Funds have been moving aggressively into the space nationwide over the last two decades. In 2004 there were 600 private equity deals for nursing homes. This hit 1,500 in 2019.

Among the findings were that acquisitions associated with private equity firms led to less money being spent on staffing and higher resident density, all leading to a lower quality of care as determined by the government’s five-star rating system for nursing homes.

“We expect that private equity-owned nursing homes would be less prepared in an emergency situation like this,” said lead researcher Atul Gupta, an assistant professor in the department of health care management at the Wharton School of the University of Pennsylvania.

Consulate Health Care, owned by Atlanta-based private equity firm Formation Capital, has in recent years come under fire for everything from poor care leading to patients’ deaths to overcharging government programs for medically unnecessary treatments.

Consulate is the largest nursing home operator in Florida and the sixth largest in the country. Congress in June began investigating it and four other of the nation’s largest, for-profit healthcare providers over its handling over the novel coronavirus.

A statement from Consulate said the company had maintained a “vigilant focus” on protecting patients, staff and families since the onset of COVID-19 and its rates of infection, hospitalizations and deaths were better than national averages.

It had also given iPads to each center for families to stay in touch, provided bonuses to front line caregivers, compassion pay, and paid for COVID testing, among other measures.

“We have remained steadfast in our commitment to care for, and protect, our residents and staff during this unprecedented time and will continue to do so with compassion and vigilance,” the company said in a statement.
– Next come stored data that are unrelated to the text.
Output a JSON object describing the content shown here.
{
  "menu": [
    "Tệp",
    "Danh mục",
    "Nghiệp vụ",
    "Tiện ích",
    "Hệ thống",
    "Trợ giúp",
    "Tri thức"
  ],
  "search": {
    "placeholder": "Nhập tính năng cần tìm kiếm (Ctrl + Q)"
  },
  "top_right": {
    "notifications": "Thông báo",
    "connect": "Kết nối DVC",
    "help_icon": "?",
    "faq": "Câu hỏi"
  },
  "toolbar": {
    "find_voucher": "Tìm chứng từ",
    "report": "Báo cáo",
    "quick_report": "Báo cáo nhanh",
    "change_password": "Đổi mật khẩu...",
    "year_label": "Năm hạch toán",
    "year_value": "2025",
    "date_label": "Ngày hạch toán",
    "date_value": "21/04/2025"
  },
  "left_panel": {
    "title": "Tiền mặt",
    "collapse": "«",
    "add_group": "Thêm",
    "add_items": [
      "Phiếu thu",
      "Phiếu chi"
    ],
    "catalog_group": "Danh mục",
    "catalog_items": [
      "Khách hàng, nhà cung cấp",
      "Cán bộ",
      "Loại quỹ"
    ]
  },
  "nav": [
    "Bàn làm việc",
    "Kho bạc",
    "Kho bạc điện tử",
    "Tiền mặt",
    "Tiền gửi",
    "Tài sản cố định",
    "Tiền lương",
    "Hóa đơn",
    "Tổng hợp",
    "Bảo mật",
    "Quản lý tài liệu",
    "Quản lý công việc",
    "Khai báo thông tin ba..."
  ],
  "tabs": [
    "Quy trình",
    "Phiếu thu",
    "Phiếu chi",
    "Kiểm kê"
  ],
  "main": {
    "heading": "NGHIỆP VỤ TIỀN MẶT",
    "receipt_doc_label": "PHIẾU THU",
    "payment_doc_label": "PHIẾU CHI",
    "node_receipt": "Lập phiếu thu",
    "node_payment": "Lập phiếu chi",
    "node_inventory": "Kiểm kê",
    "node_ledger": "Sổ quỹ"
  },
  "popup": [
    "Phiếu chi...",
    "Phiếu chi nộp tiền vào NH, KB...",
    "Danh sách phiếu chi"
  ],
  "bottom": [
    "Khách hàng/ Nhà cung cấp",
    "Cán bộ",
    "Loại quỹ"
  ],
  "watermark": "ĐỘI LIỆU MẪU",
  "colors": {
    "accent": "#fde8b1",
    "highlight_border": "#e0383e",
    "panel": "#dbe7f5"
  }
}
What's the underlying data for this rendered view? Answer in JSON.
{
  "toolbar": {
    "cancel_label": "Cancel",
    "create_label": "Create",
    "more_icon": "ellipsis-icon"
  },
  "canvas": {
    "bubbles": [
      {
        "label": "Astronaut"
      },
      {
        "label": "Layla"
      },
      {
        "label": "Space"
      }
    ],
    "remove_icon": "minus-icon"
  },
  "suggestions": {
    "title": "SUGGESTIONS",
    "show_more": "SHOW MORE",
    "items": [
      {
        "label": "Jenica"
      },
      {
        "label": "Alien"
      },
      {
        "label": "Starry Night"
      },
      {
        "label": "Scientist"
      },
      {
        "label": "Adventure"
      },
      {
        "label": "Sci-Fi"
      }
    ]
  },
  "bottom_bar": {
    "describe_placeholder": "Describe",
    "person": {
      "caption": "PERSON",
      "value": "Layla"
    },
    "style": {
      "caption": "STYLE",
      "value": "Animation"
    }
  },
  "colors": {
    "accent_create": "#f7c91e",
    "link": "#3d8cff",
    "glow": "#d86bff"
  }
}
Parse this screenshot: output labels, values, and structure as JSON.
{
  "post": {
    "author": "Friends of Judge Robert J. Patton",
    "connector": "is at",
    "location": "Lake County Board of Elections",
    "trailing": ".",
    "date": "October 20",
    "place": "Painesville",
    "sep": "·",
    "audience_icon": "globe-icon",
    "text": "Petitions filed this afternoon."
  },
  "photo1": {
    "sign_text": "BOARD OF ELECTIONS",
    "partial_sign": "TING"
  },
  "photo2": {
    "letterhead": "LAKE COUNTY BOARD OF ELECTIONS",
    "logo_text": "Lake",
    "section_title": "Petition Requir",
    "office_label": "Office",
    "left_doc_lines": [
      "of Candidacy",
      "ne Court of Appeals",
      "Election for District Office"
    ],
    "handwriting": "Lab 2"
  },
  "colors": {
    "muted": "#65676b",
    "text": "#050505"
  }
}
At English’s nursing home, she said workers were given disposable face masks at the beginning of the pandemic and told to make them last for 30 days. That dropped to 20 days after the union intervened.

English, who is diabetic, said a face shield she received was so flimsy she bought her own.

English was resigned to the fact that the pandemic has, for at least the foreseeable future, unalterably changed the way she works and lives.

Many are concerned about Florida Gov. Ron DeSantis’ recently announced plans to begin exploring how to reopen the state’s nursing homes to visitors, particularly the families of those residents who have been locked out since early March.

“I think a lot of the family members understand that these are difficult circumstances,” DeSantis said during a coronavirus press conference earlier this month in Jacksonville.

“Clearly they would not want policies to be done that would lead to massive amounts of people in these facilities getting infected. But I think that if you have a way forward, I think that would put a lot of people at ease, knowing that there’s a light at the end of the tunnel.”

Critics, however, are concerned that such a plan, without quick accurate testing, poses a massive risk for the already suffering industry and those living and working in it.

Whether that happens English still has procedures in place to minimize her risk of bringing the virus home from her job, or going out and getting exposed.

She’s constantly sanitizing every surface of her home and all but stopped leaving her house for anything other than the essentials.

“Things just aren’t the same anymore,” she said while in her kitchen preparing food for the workday ahead.

“You can’t enjoy life like you used to, you can’t go to restaurants, and now you almost have to be suspicious of everyone because you don’t know what people are doing and some people don’t even want to wear their mask.”

As she put on her mask she double checked her cooler bag. She brings her own plastic utensils, her own water, and food that won’t need to be reheated.

Even her insulin is sequestered. She packs it with ice into a small vacuum bottle before heading out the door with every day looking more and more like an endless unknown.